Łódzcy naukowcy zabiorą się do pracy we wrześniu. E-podręczniki będzie „pisać” 20 matematyków i kilku informatyków. Mają skończyć wiosną 2015 r. MEN zapłaci około 4 mln zł.
Szefem grupy będzie prorektor PŁ prof. Sławomir Wiak, ale jej mózgiem 43-letni dr Jacek Stańdo, wielki pasjonat i ambasador e-dydaktyki.
Zaczęło się od pierwszej ogólnopolskiej próbnej e-matury, którą dr Stańdo zorganizował w 2009 r. Zgłosiło się 200 szkół, m.in. z Poznania, Gdańska, Rzeszowa. Uczniowie nie tyle pisali, co wystukiwali test, siedząc przed komputerami i rozwiązując zadania przez internet. – Nie wycinamy lasów, oszczędzamy paliwo, minimalizujemy ryzyko błędu w ocenie maturzysty i przecieku. W zwykłej maturze arkusze są drukowane pół roku wcześniej. W „e-” decyzja, który zestaw zadań idzie, może zapaść pięć minut przed egzaminem – mówił Stańdo. Kilka miesięcy później stworzył matematyczne e-pogotowie. Skorzystało ponad pół tysiąca maturzystów z całego województwa. Orły z matematyki i z trudem łapiący nawet najprostsze wzory. Na ekranach swoich komputerów widzieli okienko czatu, w którym wpisywali treść zadań, oraz wirtualną tablicę do rysowania figur czy wykresów. Do tych okienek dostęp mieli też wykładowcy PŁ. Dyżurowali od niedzieli do czwartku. Uczniowie logowali się i prosili o pomoc.

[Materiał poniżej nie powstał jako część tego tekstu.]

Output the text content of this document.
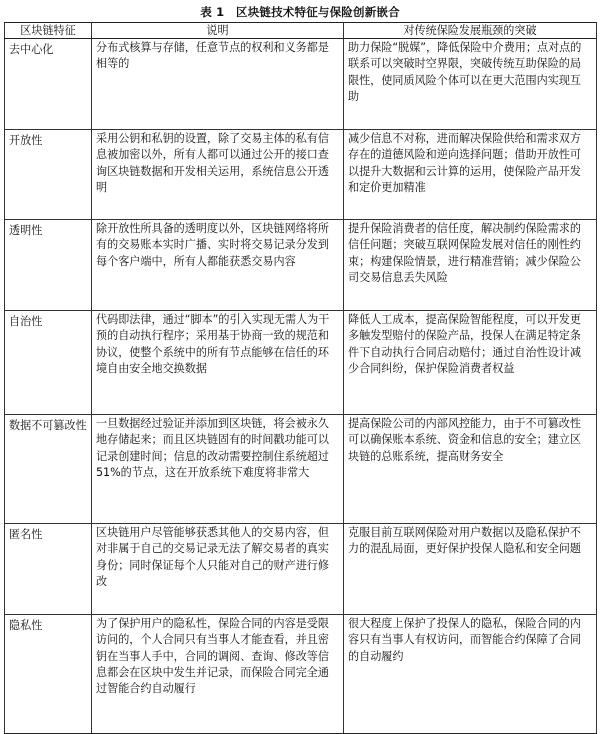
表 1　区块链技术特征与保险创新嵌合
区块链特征	说明	对传统保险发展瓶颈的突破
去中心化	分布式核算与存储，任意节点的权利和义务都是相等的	助力保险“脱媒”，降低保险中介费用；点对点的联系可以突破时空界限，突破传统互助保险的局限性，使同质风险个体可以在更大范围内实现互助
开放性	采用公钥和私钥的设置，除了交易主体的私有信息被加密以外，所有人都可以通过公开的接口查询区块链数据和开发相关运用，系统信息公开透明	减少信息不对称，进而解决保险供给和需求双方存在的道德风险和逆向选择问题；借助开放性可以提升大数据和云计算的运用，使保险产品开发和定价更加精准
透明性	除开放性所具备的透明度以外，区块链网络将所有的交易账本实时广播、实时将交易记录分发到每个客户端中，所有人都能获悉交易内容	提升保险消费者的信任度，解决制约保险需求的信任问题；突破互联网保险发展对信任的刚性约束；构建保险情景，进行精准营销；减少保险公司交易信息丢失风险
自治性	代码即法律，通过“脚本”的引入实现无需人为干预的自动执行程序；采用基于协商一致的规范和协议，使整个系统中的所有节点能够在信任的环境自由安全地交换数据	降低人工成本，提高保险智能程度，可以开发更多触发型赔付的保险产品，投保人在满足特定条件下自动执行合同启动赔付；通过自治性设计减少合同纠纷，保护保险消费者权益
数据不可篡改性	一旦数据经过验证并添加到区块链，将会被永久地存储起来；而且区块链固有的时间戳功能可以记录创建时间；信息的改动需要控制住系统超过 51%的节点，这在开放系统下难度将非常大	提高保险公司的内部风控能力，由于不可篡改性可以确保账本系统、资金和信息的安全；建立区块链的总账系统，提高财务安全
匿名性	区块链用户尽管能够获悉其他人的交易内容，但对非属于自己的交易记录无法了解交易者的真实身份；同时保证每个人只能对自己的财产进行修改	克服目前互联网保险对用户数据以及隐私保护不力的混乱局面，更好保护投保人隐私和安全问题
隐私性	为了保护用户的隐私性，保险合同的内容是受限访问的，个人合同只有当事人才能查看，并且密钥在当事人手中，合同的调阅、查询、修改等信息都会在区块中发生并记录，而保险合同完全通过智能合约自动履行	很大程度上保护了投保人的隐私，保险合同的内容只有当事人有权访问，而智能合约保障了合同的自动履约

– E-podręczniki są projektem większym i najbardziej odpowiedzialnym. Nie będzie żadnych prób ani czasu na zabawę. Ale to, co zrobimy, dostaną uczniowie w całej Polsce – cieszy się łódzki matematyk.
PŁ skorzystała na konflikcie między MEN a wydawcami, którym nie podoba się, że dostęp do e-podręczników ma być darmowy. Minister edukacji Krystyna Szumilas zapewnia, że e-podręczniki to jedynie dodatek do książek tradycyjnych, bo nie da się w jeden dzień przejść wyłącznie na e-system. Edukacyjni wydawcy boją się jednak o przyszłość. Dlatego ci najwięksi – z Polskiej Izby Książki – zbojkotowali ministerialny konkurs, a nawet poskarżyli się Komisji Europejskiej, że cyfrowe plany MEN „zagrażają edukacji dzieci”, a polski rząd „niszczy istotną gałąź gospodarki poprzez nieuczciwą, wspieraną przez państwo konkurencję”.